Blended finance é uma das apostas do setor financeiro para escalar impacto

Ferramenta é uma arquitetura financeira que permite diminuir riscos de projetos e aportar recursos onde o financiamento convencional não costuma se aventurar Maria Netto, do BID: “Recursos de filantropia poderiam migrar para blendeds finance e multiplicar o impacto”
Divulgação/BID
Formada em design, em 2014 Fernanda Knopfler conquistou o sonho de ter sua própria marca. À frente da Trend4tods, ela precisou pegar dinheiro emprestado para se manter na pandemia. Com crédito do fundo Estímulo 2020 e dicas de Ana Fontes, da Rede Mulher Empreendedora e mentora dos clientes do fundo, ela conseguiu driblar o lockdown e alavancar o negócio. “Antes, minha maior fonte de receita vinha de feiras e bazares. Tive que me adaptar e investir em marketing digital. aumentei em três vezes as vendas on-line”, conta. Na contratação, dá preferência às mães e escolhe fornecedores locais.
Criado em 2020 por um grupo de empresários, entre eles Abilio Diniz, Luciano Huck, Eugênio Mattar, Eduardo Mufarej, Carlos Fonseca e Ticiana Rolim Queiroz, e com apoio de algumas companhias, como Santander e Localiza, o Estímulo captou R$ 60 milhões em doações e, em apenas dois anos, apoiou mais de 2,3 mil pequenos negócios, sendo que 77% dos cheques foram concedidos para comércios em regiões onde vivem pessoas das classes C, D e E. Cerca de 26% de quem tomou empréstimo nunca havia realizado esse tipo de operação.
Até agora, foram mais de R$ 130 milhões em financiamentos, a juro de até 23% ao ano – abaixo da média do mercado, de 38% ao ano, segundo o Banco Central. A taxa de inadimplência é baixa, de apenas 5%, “fora da curva no mercado”, segundo Fábio Lesbaupin, CEO do Estímulo. Para ele, o diferencial do projeto é promover mentorias e oferecer educação para os contemplados. “Não é só dar o dinheiro. Fazemos também esse acompanhamento para que o negócio dê certo”, diz acrescentando que, em um ano, quem tomou crédito e participou dos eventos, viu sua receita aumentar em 25%.
Desafio é fazer a combinação de estruturas existentes para destravar capital que ainda não vai para à agenda de impacto”
Com bons resultados, o fundo deu um passo além em 2021 e se transformou em um “blended finance”, como é chamado um arranjo financeiro que combina fontes diversas de recursos financeiros, como públicos, privados e filantrópicos. Gerido pela gestora Galápagos, o novo Estímulo terminou em abril sua primeira captação junto a investidores, quando levantou R$ 15 milhões. Agora, se prepara para nova rodada no fim deste ano. “Isso é inovação na filantropia, multiplicar o impacto do recurso: o doador coloca R$ 1 real e eu me comprometo a buscar R$ 2 com investidores”, comenta Lesbaupin, adicionando que a Galápagos e a BIZ Capital também ajudam de maneira pro bono.

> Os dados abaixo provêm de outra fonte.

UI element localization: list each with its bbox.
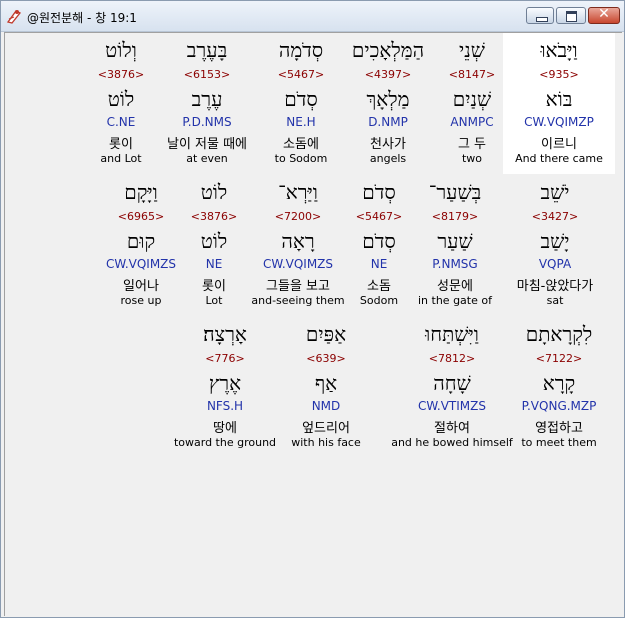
korean-gloss: 절하여: [434, 421, 470, 436]
morphology: NFS.H: [206, 399, 244, 413]
lemma: אַף: [314, 371, 338, 395]
hebrew-word: וַיָּקָם: [124, 180, 158, 204]
korean-gloss: 엎드리어: [302, 421, 350, 436]
strong-number: <6965>: [117, 210, 165, 223]
hebrew-word: אָרְצָה׃: [203, 322, 247, 346]
strong-number: <3427>: [531, 210, 579, 223]
close-icon: ✕: [598, 6, 610, 22]
maximize-icon: [566, 11, 577, 22]
lemma: קוּם: [126, 229, 156, 253]
close-button[interactable]: ✕: [588, 6, 620, 24]
word-cell[interactable]: אַפַּיִם <639> אַף NMD 엎드리어 with his fac…: [270, 317, 382, 458]
word-cell[interactable]: וְלוֹט <3876> לוֹט C.NE 롯이 and Lot: [65, 33, 177, 174]
lemma: שָׁחָה: [433, 371, 471, 395]
strong-number: <7812>: [428, 352, 476, 365]
word-cell[interactable]: וַיָּקָם <6965> קוּם CW.VQIMZS 일어나 rose …: [85, 175, 197, 316]
strong-number: <639>: [306, 352, 346, 365]
lemma: לוֹט: [107, 87, 135, 111]
hebrew-word: אַפַּיִם: [305, 322, 347, 346]
strong-number: <776>: [205, 352, 245, 365]
morphology: CW.VQIMZS: [105, 257, 177, 271]
hebrew-word: וְלוֹט: [105, 38, 137, 62]
word-cell[interactable]: וַיִּשְׁתַּחוּ <7812> שָׁחָה CW.VTIMZS 절…: [382, 317, 522, 458]
strong-number: <3876>: [97, 68, 145, 81]
korean-gloss: 롯이: [109, 137, 133, 152]
korean-gloss: 땅에: [213, 421, 237, 436]
hebrew-word: וַיִּשְׁתַּחוּ: [425, 322, 479, 346]
english-gloss: rose up: [120, 294, 162, 307]
interlinear-view: וַיָּבֹאוּ <935> בּוֹא CW.VQIMZP 이르니 And…: [4, 32, 622, 616]
lemma: אֶרֶץ: [208, 371, 242, 395]
morphology: CW.VTIMZS: [418, 399, 486, 413]
morphology: C.NE: [106, 115, 136, 129]
minimize-icon: [536, 17, 548, 22]
hebrew-word: יֹשֵׁב: [540, 180, 570, 204]
morphology: NMD: [311, 399, 341, 413]
english-gloss: sat: [546, 294, 564, 307]
lemma: יָשַׁב: [540, 229, 570, 253]
korean-gloss: 마침-앉았다가: [516, 279, 594, 294]
morphology: VQPA: [538, 257, 572, 271]
english-gloss: and he bowed himself: [391, 436, 513, 449]
english-gloss: toward the ground: [173, 436, 277, 449]
maximize-button[interactable]: [556, 7, 586, 24]
word-cell[interactable]: יֹשֵׁב <3427> יָשַׁב VQPA 마침-앉았다가 sat: [499, 175, 611, 316]
window-title: @원전분해 - 창 19:1: [27, 11, 137, 25]
english-gloss: and Lot: [100, 152, 142, 165]
app-logo-icon: [6, 10, 22, 24]
word-cell[interactable]: אָרְצָה׃ <776> אֶרֶץ NFS.H 땅에 toward the…: [165, 317, 285, 458]
app-window: @원전분해 - 창 19:1 ✕ וַיָּבֹאוּ <935> בּוֹא …: [0, 0, 625, 618]
minimize-button[interactable]: [526, 7, 554, 24]
title-bar[interactable]: @원전분해 - 창 19:1 ✕: [1, 1, 624, 32]
english-gloss: with his face: [291, 436, 361, 449]
korean-gloss: 일어나: [123, 279, 159, 294]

A estrutura mais conhecida de um blended finance é a combinação de dinheiro não reembolsável (que não precisa ser devolvido), vindo de filantropia, bancos de fomento e/ou organismos multilaterais, com capital remunerado de investidores. No caso do Estímulo, por exemplo, que usa a estrutura de Fundo de Investimento em Direitos Creditórios (FIDC), o dinheiro de doações está nas cotas subordinadas, de maior risco e que dá garantias à operação. Os investidores podem comprar cotas juniores, que lhes remuneram à taxa fixa de 120% do CDI ao ano, por três anos. O rendimento é menor do que o mercado oferece hoje para este nível de risco, mas abrir mão de algum retorno é uma característica dos blendeds.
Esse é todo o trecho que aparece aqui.